Emirates (EK, Dubai Int'l) is "nowhere near confident enough" to commit to taking deliveries of all of its ordered aircraft, outgoing president Tim Clark said during a webinar hosted by the Arabian Travel Market.
Clark underlined that the airline needs to "keep cash where it needs to be" as a matter of "surviving the present" before it can think about future deliveries. He underlined that "the economics, the cash flows, the bottom line" will inform the carrier's commitments to "buy a hundred of this or a hundred of that".
According to the ch-aviation fleets advanced module, Emirates currently has 203 undelivered aircraft on firm order from Airbus and Boeing, comprising fifty A350-900s, eight A380-800s, fourteen B777-8s, 101 B777-9s, and thirty B787-9s. Its sister carrier flydubai (FZ, Dubai Int'l) has orders for a further 237 B737 MAX, including at least sixty-five B737-8s and fifty B737-10s.
Clark added that for the time being, Emirates does not need the bulk of its already delivered fleet. But, while it could technically restart full-scale operations within 48 hours, he does not foresee a recovery to pre-crisis levels for another four years.
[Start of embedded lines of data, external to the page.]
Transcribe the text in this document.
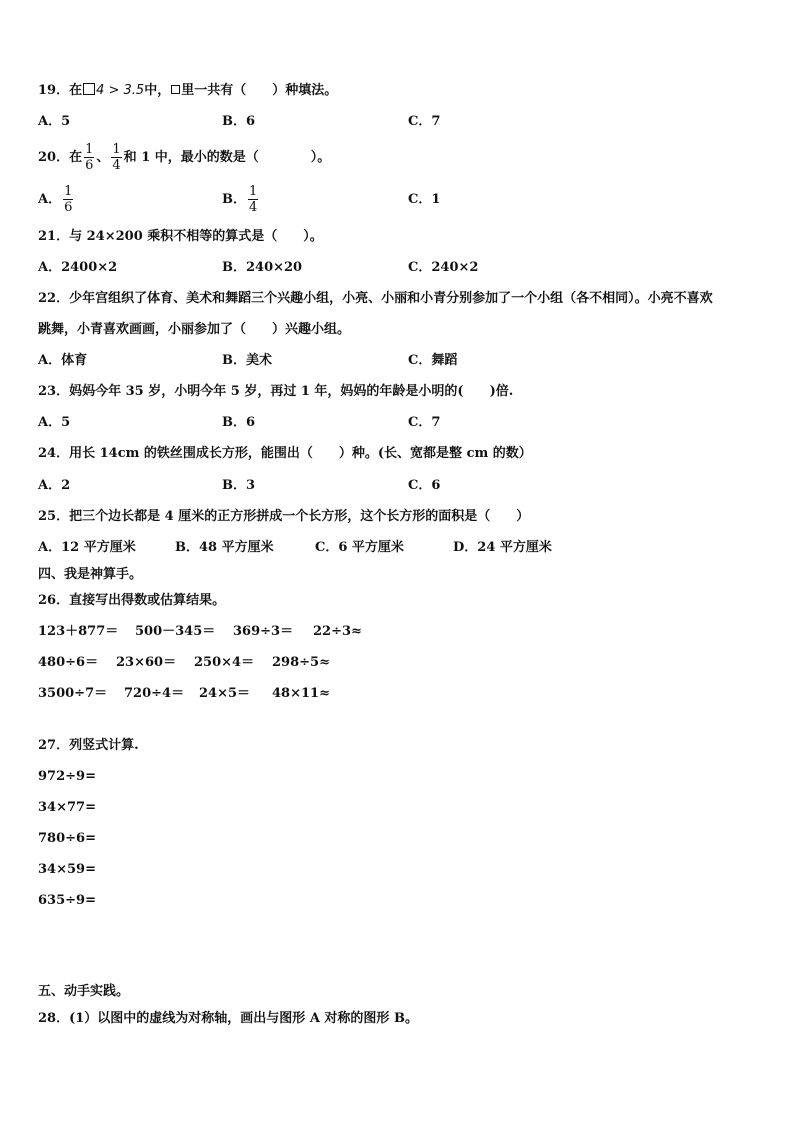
19．在 4 > 3.5中， 里一共有（　　）种填法。
A．5	B．6	C．7
20．在 $\frac{1}{6}$ 、 $\frac{1}{4}$ 和 1 中，最小的数是（　　　　）。
A． $\frac{1}{6}$	B． $\frac{1}{4}$	C．1
21．与 24×200 乘积不相等的算式是（　　）。
A．2400×2	B．240×20	C．240×2
22．少年宫组织了体育、美术和舞蹈三个兴趣小组，小亮、小丽和小青分别参加了一个小组（各不相同）。小亮不喜欢
跳舞，小青喜欢画画，小丽参加了（　　）兴趣小组。
A．体育	B．美术	C．舞蹈
23．妈妈今年 35 岁，小明今年 5 岁，再过 1 年，妈妈的年龄是小明的(　　)倍.
A．5	B．6	C．7
24．用长 14cm 的铁丝围成长方形，能围出（　　）种。(长、宽都是整 cm 的数）
A．2	B．3	C．6
25．把三个边长都是 4 厘米的正方形拼成一个长方形，这个长方形的面积是（　　）
A．12 平方厘米	B．48 平方厘米	C．6 平方厘米	D．24 平方厘米
四、我是神算手。
26．直接写出得数或估算结果。
123＋877＝ 500－345＝ 369÷3＝ 22÷3≈
480÷6＝ 23×60＝ 250×4＝ 298÷5≈
3500÷7＝ 720÷4＝ 24×5＝ 48×11≈
27．列竖式计算.
972÷9=
34×77=
780÷6=
34×59=
635÷9=
五、动手实践。
28．(1）以图中的虚线为对称轴，画出与图形 A 对称的图形 B。
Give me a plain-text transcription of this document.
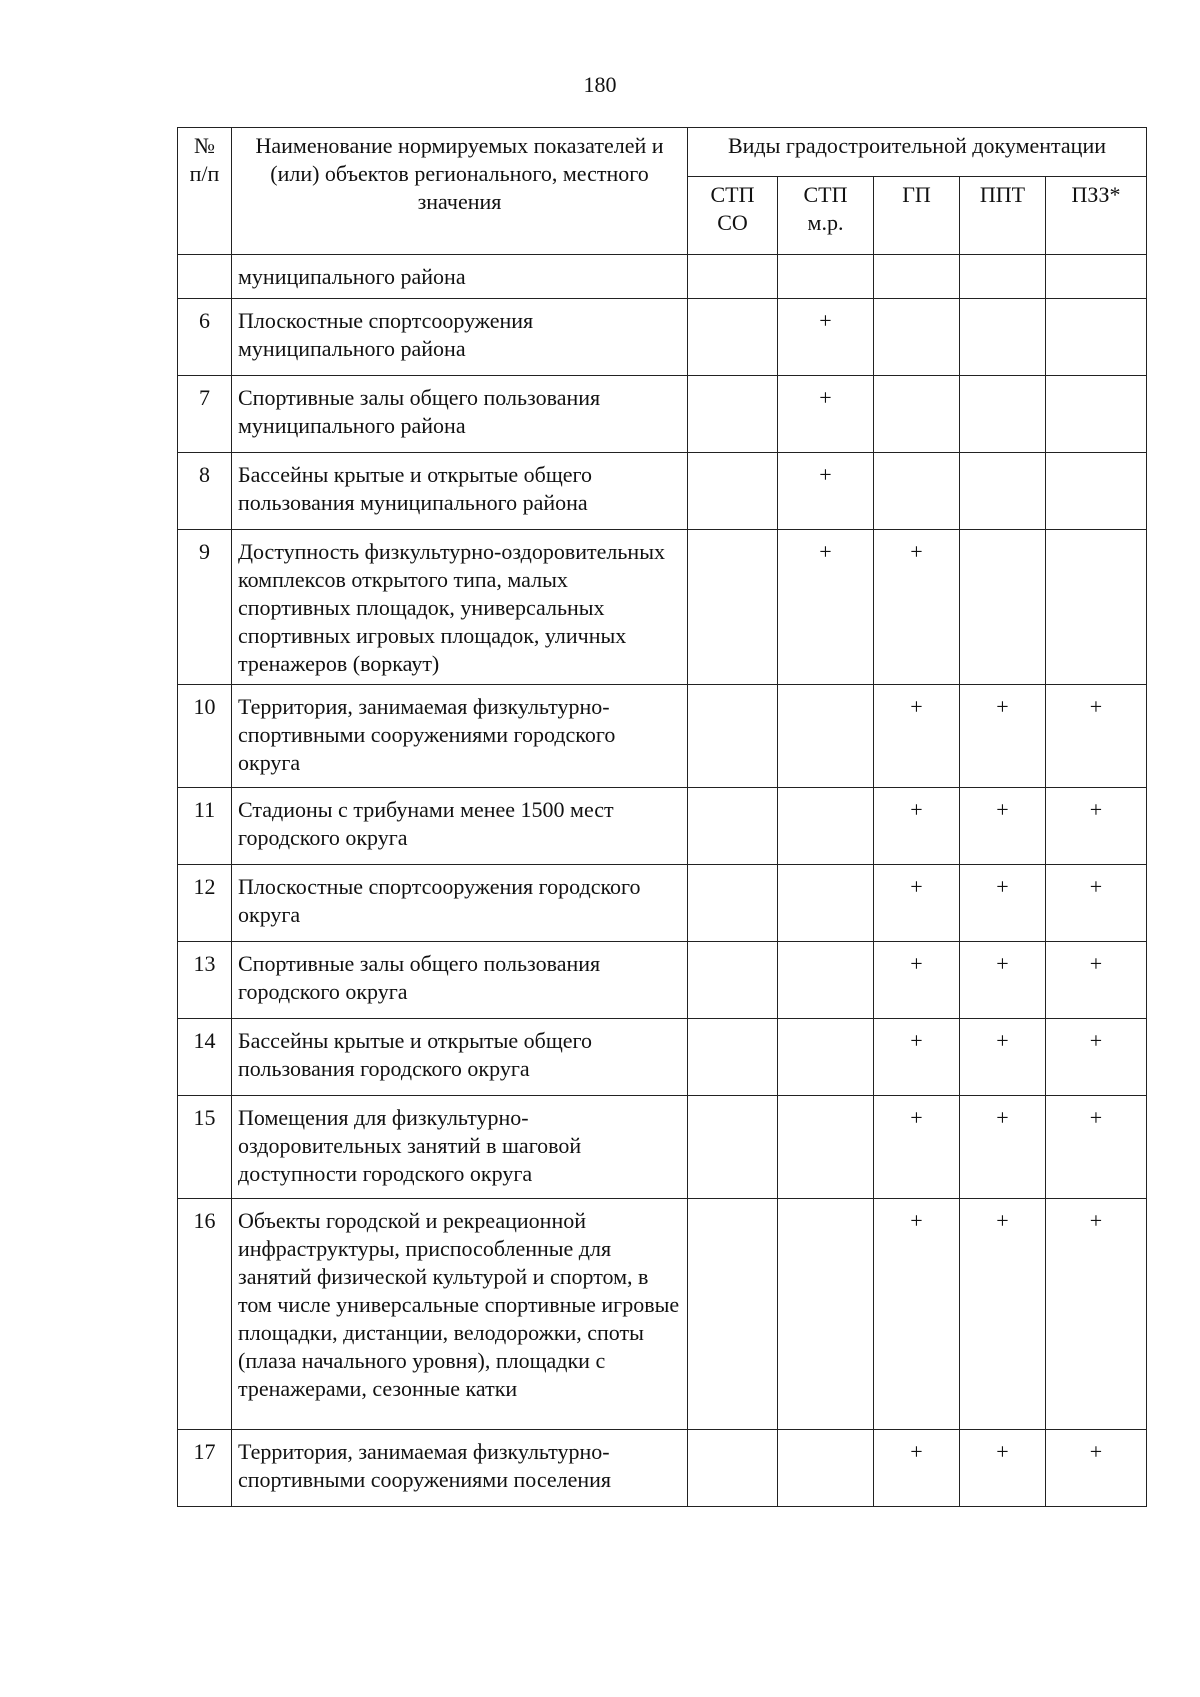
180
№ п/п	Наименование нормируемых показателей и (или) объектов регионального, местного значения	Виды градостроительной документации				
		СТП СО	СТП м.р.	ГП	ППТ	ПЗЗ*
	муниципального района					
6	Плоскостные спортсооружения муниципального района		+			
7	Спортивные залы общего пользования муниципального района		+			
8	Бассейны крытые и открытые общего пользования муниципального района		+			
9	Доступность физкультурно-оздоровительных комплексов открытого типа, малых спортивных площадок, универсальных спортивных игровых площадок, уличных тренажеров (воркаут)		+	+		
10	Территория, занимаемая физкультурно-спортивными сооружениями городского округа			+	+	+
11	Стадионы с трибунами менее 1500 мест городского округа			+	+	+
12	Плоскостные спортсооружения городского округа			+	+	+
13	Спортивные залы общего пользования городского округа			+	+	+
14	Бассейны крытые и открытые общего пользования городского округа			+	+	+
15	Помещения для физкультурно-оздоровительных занятий в шаговой доступности городского округа			+	+	+
16	Объекты городской и рекреационной инфраструктуры, приспособленные для занятий физической культурой и спортом, в том числе универсальные спортивные игровые площадки, дистанции, велодорожки, споты (плаза начального уровня), площадки с тренажерами, сезонные катки			+	+	+
17	Территория, занимаемая физкультурно-спортивными сооружениями поселения			+	+	+
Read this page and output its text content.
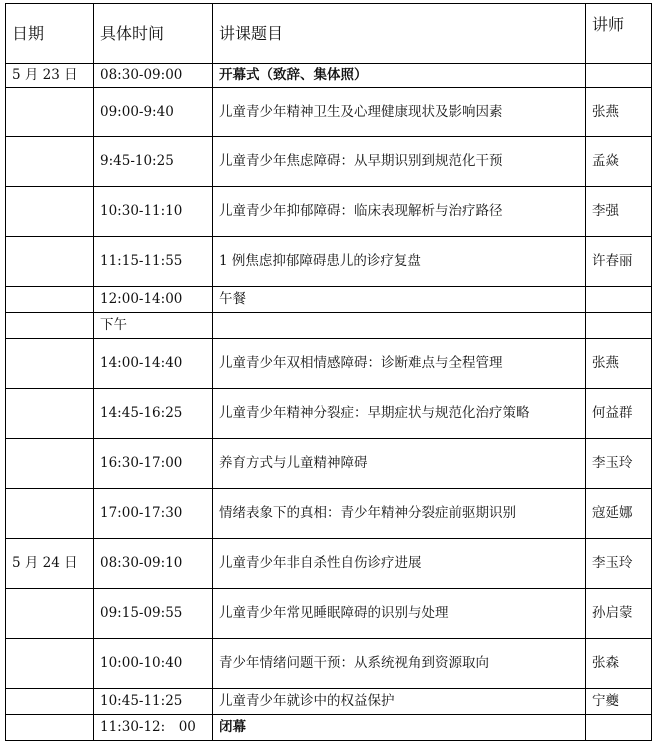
日期	具体时间	讲课题目	讲师
5 月 23 日	08:30-09:00	开幕式（致辞、集体照）	
	09:00-9:40	儿童青少年精神卫生及心理健康现状及影响因素	张燕
	9:45-10:25	儿童青少年焦虑障碍：从早期识别到规范化干预	孟焱
	10:30-11:10	儿童青少年抑郁障碍：临床表现解析与治疗路径	李强
	11:15-11:55	1 例焦虑抑郁障碍患儿的诊疗复盘	许春丽
	12:00-14:00	午餐	
	下午		
	14:00-14:40	儿童青少年双相情感障碍：诊断难点与全程管理	张燕
	14:45-16:25	儿童青少年精神分裂症：早期症状与规范化治疗策略	何益群
	16:30-17:00	养育方式与儿童精神障碍	李玉玲
	17:00-17:30	情绪表象下的真相：青少年精神分裂症前驱期识别	寇延娜
5 月 24 日	08:30-09:10	儿童青少年非自杀性自伤诊疗进展	李玉玲
	09:15-09:55	儿童青少年常见睡眠障碍的识别与处理	孙启蒙
	10:00-10:40	青少年情绪问题干预：从系统视角到资源取向	张森
	10:45-11:25	儿童青少年就诊中的权益保护	宁夔
	11:30-12:　00	闭幕	
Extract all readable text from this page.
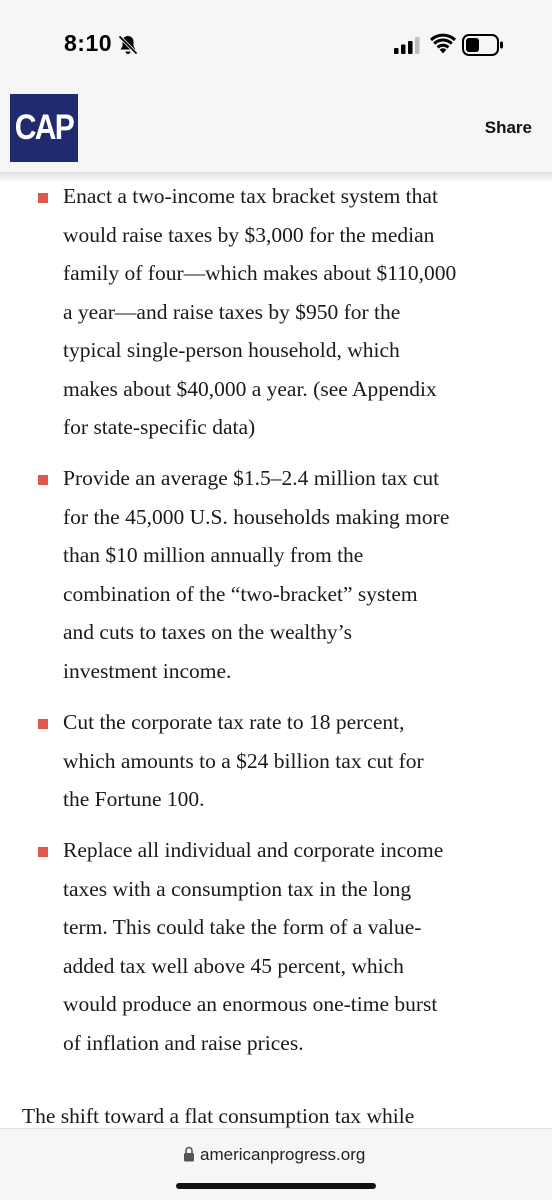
8:10
CAP	Share
Enact a two-income tax bracket system that
would raise taxes by $3,000 for the median
family of four—which makes about $110,000
a year—and raise taxes by $950 for the
typical single-person household, which
makes about $40,000 a year. (see Appendix
for state-specific data)
Provide an average $1.5–2.4 million tax cut
for the 45,000 U.S. households making more
than $10 million annually from the
combination of the “two-bracket” system
and cuts to taxes on the wealthy’s
investment income.
Cut the corporate tax rate to 18 percent,
which amounts to a $24 billion tax cut for
the Fortune 100.
Replace all individual and corporate income
taxes with a consumption tax in the long
term. This could take the form of a value-
added tax well above 45 percent, which
would produce an enormous one-time burst
of inflation and raise prices.

The shift toward a flat consumption tax while

americanprogress.org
"I think probably by the year 2022/23, 2023/24 we will see things coming back to some degree of normality and Emirates will be operating its network as it was and hopefully as successfully as it was," he said.
He anticipated that the initial recovery would be slow until a vaccine for COVID-19 virus is widely available, in which case the industry could see signs of a substantial uptick before the summer 2021 season. This uptick would, however, not compensate fully for the demand lost during recent weeks.